Metagenomic-DeepFRI: High-performance protein function annotation pipeline.

This module provides a pipeline for annotating protein sequences with Gene Ontology (GO) terms using DeepFRI, a deep learning model for functional protein annotation. It combines structure information from FoldComp databases, sequence-based predictions using DeepFRI’s neural networks, and fast searches with MMseqs2 for database alignment.

Key Features:
  • Structure information from FoldComp databases (AlphaFold, ESMFold, PDB, etc.)

  • Sequence-based predictions using DeepFRI’s neural networks

  • Fast searches with MMseqs2 for database alignment

  • 2-12× speedup compared to standard DeepFRI

mDeepFRI.DEEPFRI_MODES#

Dictionary mapping prediction modes to their descriptions. - “bp”: Gene Ontology Biological Process - “cc”: Gene Ontology Cellular Component - “mf”: Gene Ontology Molecular Function - “ec”: Enzyme Commission numbers

Type:

dict

Example

Basic usage of the pipeline:

from mDeepFRI.pipeline import hierarchical_database_search
from mDeepFRI.mmseqs import QueryFile

query_file = QueryFile(filepath="proteins.fasta")
hierarchical_database_search(
    query_file=query_file,
    output_path="./results",
    databases=["path/to/database"],
    threads=4
)

Pipeline#

Main prediction pipeline for protein function annotation.

mDeepFRI.pipeline.predict_protein_function

Predict protein function using DeepFRI.

Database#

Structure database handling and management.

mDeepFRI.database.Database

Container for storing database file paths and metadata.

Alignment#

Sequence-structure alignment using PyOpal.

mDeepFRI.alignment.AlignmentResult

Container for pairwise protein alignment results and statistics.

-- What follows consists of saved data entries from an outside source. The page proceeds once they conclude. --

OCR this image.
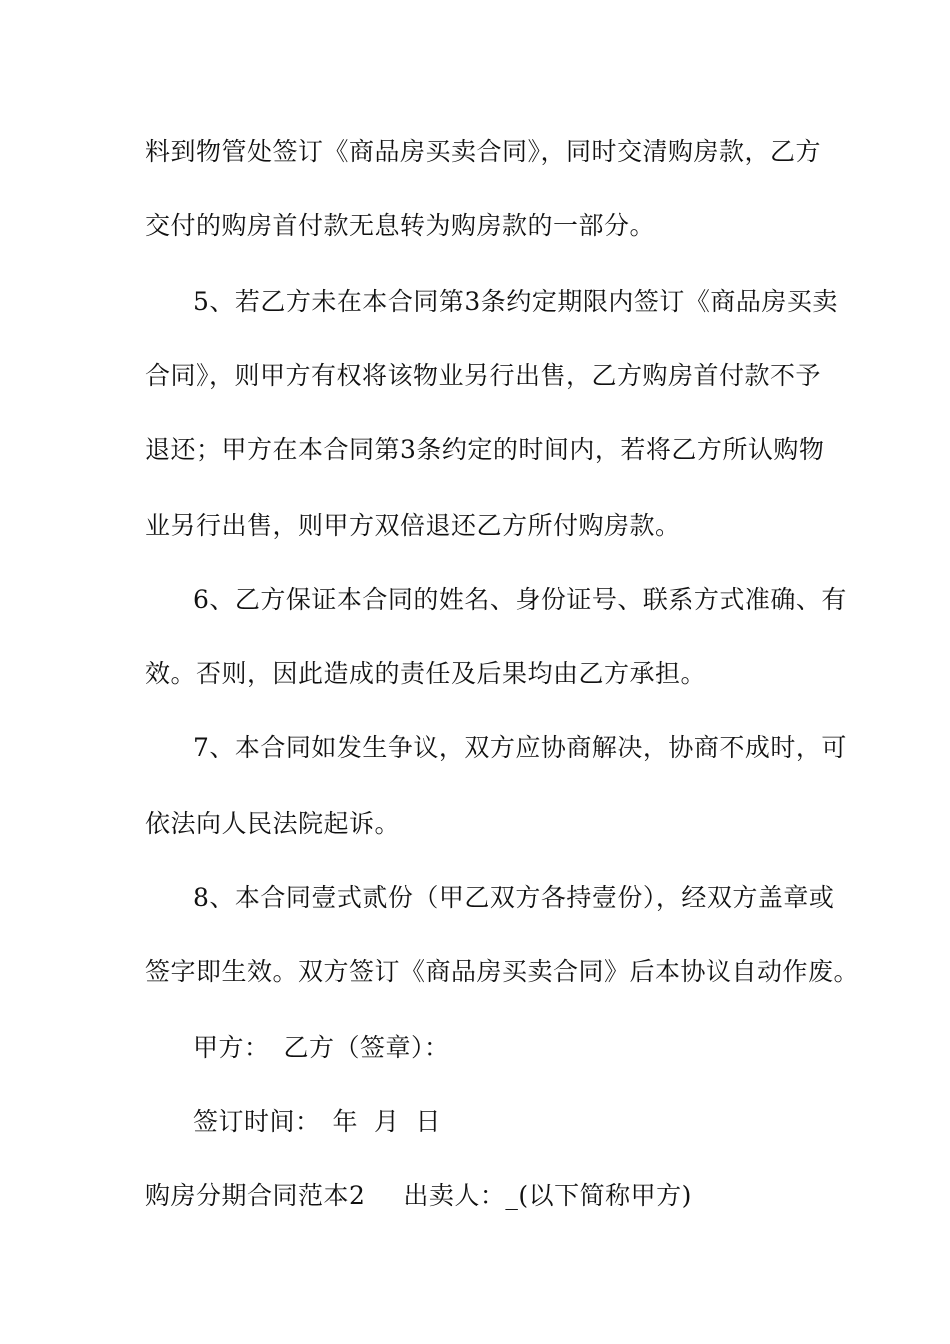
料到物管处签订《商品房买卖合同》，同时交清购房款，乙方
交付的购房首付款无息转为购房款的一部分。
5、若乙方未在本合同第3条约定期限内签订《商品房买卖
合同》，则甲方有权将该物业另行出售，乙方购房首付款不予
退还；甲方在本合同第3条约定的时间内，若将乙方所认购物
业另行出售，则甲方双倍退还乙方所付购房款。
6、乙方保证本合同的姓名、身份证号、联系方式准确、有
效。否则，因此造成的责任及后果均由乙方承担。
7、本合同如发生争议，双方应协商解决，协商不成时，可
依法向人民法院起诉。
8、本合同壹式贰份（甲乙双方各持壹份），经双方盖章或
签字即生效。双方签订《商品房买卖合同》后本协议自动作废。
甲方： 乙方（签章）：
签订时间： 年 月 日
购房分期合同范本2 出卖人：_(以下简称甲方)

mDeepFRI.alignment.align_mmseqs_results

Aligns MMseqs2 search results sequence-wise.

mDeepFRI.alignment.pairwise_against_database

Finds the best alignment of the query against the target.

mDeepFRI.alignment.align_pairwise

Aligns the query against the target and returns the alignment.

MMSeqs#

MMseqs2 database search functionality.

mDeepFRI.mmseqs.QueryFile

Class for handling FASTA files with sequences to query against MMseqs2 database.

Prediction#

Cython-accelerated contact map alignment and prediction.

Utilities#

General utility functions.

mDeepFRI.utils.download_file

Downloads a file from url and saves it to path.

Bio Utilities#

Biological data processing utilities.

mDeepFRI.bio_utils.build_align_contact_map

Retrieve contact map for aligned sequences.

mDeepFRI.bio_utils.calculate_contact_map

Calculate contact map from PDB string.